Zukünftig besteht der Wunsch die Tanzschule weiter auszubauen und das Team zu erweitern, um weitere Tanzstile anzubieten. Alles unter dem Gesichtspunkt einer qualitativ anspruchsvollen und pädagogischen Vermittlungsarbeit.
Die Middenmang Redaktion besuchte Ruby Do mit den tanzenden Füßen in der Tanzschule und sprach mit ihr über die Hintergründe ihrer (Tanz) Arbeit.
Middenmang: Wie bist du zu dem Namen Ruby Doo gekommen und wie läuft es mit der Tanzschule?
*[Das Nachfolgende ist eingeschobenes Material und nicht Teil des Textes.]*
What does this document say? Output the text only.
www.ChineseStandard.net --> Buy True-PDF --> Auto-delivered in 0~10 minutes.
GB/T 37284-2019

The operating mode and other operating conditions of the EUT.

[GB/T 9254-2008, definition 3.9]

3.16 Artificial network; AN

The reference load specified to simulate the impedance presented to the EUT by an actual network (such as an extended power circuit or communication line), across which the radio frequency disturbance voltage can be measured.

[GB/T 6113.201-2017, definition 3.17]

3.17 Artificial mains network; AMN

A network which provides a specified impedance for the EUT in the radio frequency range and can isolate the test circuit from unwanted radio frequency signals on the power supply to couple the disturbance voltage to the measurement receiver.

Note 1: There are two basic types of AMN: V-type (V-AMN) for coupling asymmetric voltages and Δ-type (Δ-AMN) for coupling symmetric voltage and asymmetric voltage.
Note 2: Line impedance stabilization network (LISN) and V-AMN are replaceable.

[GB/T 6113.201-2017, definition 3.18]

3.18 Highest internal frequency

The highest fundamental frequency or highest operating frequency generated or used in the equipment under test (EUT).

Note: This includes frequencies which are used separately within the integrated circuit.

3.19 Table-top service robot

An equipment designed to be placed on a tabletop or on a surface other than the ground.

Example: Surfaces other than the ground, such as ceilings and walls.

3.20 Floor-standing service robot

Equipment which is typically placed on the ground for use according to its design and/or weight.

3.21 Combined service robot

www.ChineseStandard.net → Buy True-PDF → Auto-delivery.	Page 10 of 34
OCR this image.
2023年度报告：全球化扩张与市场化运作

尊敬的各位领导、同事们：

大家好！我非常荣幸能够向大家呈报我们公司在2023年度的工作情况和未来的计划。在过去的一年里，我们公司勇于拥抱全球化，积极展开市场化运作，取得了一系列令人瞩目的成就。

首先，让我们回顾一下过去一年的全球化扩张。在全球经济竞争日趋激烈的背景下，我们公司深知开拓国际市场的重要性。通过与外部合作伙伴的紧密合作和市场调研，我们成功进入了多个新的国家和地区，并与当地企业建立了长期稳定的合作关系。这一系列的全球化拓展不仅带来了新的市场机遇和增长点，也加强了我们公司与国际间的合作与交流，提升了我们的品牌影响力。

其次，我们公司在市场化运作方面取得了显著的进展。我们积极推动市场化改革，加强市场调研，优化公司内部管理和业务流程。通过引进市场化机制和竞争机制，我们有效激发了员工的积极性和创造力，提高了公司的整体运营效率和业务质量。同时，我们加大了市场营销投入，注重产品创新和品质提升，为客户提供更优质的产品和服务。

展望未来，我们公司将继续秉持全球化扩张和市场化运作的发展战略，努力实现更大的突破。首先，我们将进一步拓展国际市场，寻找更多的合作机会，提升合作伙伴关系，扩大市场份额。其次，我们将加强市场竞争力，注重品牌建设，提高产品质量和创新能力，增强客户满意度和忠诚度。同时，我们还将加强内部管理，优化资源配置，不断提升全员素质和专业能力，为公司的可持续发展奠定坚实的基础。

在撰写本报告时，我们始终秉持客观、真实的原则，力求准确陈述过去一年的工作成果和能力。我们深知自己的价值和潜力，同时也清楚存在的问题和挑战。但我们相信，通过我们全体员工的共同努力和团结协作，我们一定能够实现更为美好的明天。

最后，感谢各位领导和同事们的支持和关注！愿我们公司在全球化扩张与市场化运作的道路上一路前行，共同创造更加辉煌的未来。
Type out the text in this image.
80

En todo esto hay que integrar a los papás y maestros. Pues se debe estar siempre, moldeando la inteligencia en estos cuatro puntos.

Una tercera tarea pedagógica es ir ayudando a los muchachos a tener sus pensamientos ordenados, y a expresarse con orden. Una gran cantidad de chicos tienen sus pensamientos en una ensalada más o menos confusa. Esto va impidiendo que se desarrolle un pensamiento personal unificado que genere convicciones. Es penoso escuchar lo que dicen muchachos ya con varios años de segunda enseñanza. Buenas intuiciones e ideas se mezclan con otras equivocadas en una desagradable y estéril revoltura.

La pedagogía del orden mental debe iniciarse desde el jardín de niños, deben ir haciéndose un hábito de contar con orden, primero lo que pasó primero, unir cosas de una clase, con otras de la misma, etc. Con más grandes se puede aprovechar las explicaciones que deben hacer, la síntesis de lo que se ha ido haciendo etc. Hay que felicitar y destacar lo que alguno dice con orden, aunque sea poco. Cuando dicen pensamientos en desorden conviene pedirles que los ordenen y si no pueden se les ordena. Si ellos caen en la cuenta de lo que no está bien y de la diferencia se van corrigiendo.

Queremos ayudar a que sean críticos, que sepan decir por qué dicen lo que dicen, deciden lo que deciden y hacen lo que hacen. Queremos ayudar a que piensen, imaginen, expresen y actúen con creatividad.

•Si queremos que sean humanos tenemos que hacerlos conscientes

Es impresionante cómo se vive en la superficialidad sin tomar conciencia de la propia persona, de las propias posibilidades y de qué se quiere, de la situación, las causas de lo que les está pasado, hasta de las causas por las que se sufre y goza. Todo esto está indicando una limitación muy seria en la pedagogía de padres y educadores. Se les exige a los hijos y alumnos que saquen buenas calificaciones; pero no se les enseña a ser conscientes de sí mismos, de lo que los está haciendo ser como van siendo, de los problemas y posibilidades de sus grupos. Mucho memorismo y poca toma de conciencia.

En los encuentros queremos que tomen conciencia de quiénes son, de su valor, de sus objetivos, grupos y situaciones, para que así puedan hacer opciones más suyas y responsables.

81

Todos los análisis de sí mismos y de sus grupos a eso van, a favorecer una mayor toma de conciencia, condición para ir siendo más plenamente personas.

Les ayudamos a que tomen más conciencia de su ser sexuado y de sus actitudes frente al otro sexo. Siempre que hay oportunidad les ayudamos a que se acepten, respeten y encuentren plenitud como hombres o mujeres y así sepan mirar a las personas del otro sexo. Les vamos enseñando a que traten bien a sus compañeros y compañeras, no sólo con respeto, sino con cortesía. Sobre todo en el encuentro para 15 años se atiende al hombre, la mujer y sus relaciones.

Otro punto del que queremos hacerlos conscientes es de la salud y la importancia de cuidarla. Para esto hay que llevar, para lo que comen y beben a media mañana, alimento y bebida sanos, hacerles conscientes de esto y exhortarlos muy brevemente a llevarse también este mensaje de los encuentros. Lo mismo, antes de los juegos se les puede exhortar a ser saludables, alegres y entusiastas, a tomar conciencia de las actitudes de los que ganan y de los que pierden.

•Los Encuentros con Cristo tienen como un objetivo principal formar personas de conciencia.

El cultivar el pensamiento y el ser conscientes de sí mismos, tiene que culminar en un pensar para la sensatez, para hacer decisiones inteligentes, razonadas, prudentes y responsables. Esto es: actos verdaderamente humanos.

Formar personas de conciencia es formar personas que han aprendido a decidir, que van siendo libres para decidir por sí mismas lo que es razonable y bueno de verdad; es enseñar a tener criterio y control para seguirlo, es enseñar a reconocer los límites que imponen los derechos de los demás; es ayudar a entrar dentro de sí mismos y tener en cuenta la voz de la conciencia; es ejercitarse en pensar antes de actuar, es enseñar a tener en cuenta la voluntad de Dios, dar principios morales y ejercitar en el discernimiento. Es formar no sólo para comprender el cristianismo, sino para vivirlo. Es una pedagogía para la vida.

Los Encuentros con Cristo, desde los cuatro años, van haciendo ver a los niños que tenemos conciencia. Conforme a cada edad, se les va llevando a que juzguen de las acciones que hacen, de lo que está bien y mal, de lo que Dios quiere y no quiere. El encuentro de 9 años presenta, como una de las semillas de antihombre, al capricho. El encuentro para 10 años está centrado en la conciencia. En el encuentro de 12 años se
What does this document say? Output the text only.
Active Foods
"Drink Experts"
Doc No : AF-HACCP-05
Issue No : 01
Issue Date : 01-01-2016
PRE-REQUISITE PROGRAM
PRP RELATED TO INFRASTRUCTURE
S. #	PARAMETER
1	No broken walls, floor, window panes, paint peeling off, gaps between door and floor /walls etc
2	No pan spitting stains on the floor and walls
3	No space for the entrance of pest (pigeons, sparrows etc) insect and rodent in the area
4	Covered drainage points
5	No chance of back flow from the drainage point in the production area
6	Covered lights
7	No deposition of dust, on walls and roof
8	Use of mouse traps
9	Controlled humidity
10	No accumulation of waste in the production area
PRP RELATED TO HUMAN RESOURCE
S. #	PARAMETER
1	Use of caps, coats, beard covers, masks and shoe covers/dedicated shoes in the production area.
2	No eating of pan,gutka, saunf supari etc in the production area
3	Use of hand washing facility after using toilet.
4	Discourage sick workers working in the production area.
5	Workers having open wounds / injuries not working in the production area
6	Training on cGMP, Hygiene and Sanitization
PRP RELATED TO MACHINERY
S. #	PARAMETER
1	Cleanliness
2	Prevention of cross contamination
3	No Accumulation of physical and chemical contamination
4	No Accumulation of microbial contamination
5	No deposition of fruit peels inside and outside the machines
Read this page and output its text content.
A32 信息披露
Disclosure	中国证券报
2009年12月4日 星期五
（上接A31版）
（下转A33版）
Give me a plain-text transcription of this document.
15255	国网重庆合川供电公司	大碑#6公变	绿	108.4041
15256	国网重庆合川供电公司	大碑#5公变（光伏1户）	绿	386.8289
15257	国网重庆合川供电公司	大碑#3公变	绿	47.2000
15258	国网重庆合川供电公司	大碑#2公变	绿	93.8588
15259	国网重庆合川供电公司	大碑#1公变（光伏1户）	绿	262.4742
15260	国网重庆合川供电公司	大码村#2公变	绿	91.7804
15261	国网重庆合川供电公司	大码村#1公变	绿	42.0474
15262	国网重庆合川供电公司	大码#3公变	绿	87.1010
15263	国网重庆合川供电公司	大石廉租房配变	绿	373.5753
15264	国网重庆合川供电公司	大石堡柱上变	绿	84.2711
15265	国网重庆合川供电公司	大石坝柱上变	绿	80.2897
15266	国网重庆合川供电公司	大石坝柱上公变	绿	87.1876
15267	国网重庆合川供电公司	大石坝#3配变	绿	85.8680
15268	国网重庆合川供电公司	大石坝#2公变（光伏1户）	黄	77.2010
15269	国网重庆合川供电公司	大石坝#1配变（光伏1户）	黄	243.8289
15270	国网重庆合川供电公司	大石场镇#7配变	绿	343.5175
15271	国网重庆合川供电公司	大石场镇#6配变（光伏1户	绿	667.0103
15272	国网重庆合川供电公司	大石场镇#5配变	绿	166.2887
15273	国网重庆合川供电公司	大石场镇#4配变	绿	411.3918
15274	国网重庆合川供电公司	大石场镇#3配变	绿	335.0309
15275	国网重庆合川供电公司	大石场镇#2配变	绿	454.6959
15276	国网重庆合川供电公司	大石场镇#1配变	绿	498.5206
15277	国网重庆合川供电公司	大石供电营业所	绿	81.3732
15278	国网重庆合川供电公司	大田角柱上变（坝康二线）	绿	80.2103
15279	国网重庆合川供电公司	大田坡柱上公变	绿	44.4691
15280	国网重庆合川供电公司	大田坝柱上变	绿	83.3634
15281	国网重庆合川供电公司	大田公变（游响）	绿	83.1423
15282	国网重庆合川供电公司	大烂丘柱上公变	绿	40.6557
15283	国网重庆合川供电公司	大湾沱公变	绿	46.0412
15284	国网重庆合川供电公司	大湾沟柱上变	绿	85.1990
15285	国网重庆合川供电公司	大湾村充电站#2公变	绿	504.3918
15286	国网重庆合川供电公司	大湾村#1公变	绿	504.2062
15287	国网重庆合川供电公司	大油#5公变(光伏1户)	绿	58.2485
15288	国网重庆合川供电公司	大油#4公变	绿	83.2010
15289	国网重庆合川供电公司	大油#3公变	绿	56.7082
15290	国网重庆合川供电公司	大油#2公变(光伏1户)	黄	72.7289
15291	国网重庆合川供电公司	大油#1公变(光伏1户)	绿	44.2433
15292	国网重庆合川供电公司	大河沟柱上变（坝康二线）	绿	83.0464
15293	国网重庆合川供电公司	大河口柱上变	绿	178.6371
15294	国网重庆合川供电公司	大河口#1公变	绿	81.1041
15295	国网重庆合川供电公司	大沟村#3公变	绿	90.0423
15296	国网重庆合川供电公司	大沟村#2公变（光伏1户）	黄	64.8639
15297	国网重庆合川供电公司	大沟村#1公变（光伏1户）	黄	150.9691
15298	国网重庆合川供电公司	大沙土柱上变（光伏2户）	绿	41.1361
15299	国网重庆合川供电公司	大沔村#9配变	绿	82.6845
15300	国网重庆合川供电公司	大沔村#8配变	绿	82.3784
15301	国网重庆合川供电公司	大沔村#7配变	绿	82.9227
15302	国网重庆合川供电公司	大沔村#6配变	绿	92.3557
Ruby Do: Künstlername Ruby Doo, Tanzlehrerin, eigentlich heiße ich Ruby D. Assmann. Ich betreibe hier meine kleine Tanzschule Swing Time. Wir sind hier jetzt seit knapp über zwei Jahren. Die zweite Jahrfeier fiel in den Shutdown dieses Jahr. Wir haben aber trotzdem viele Aktionen gehabt, haben kleine Videos von Zuhause gedreht und auch viel, viel Homeschooling und Homedancing gemacht. Eigentlich jeden Tag. So haben wir das eigentlich ganz gut überstanden.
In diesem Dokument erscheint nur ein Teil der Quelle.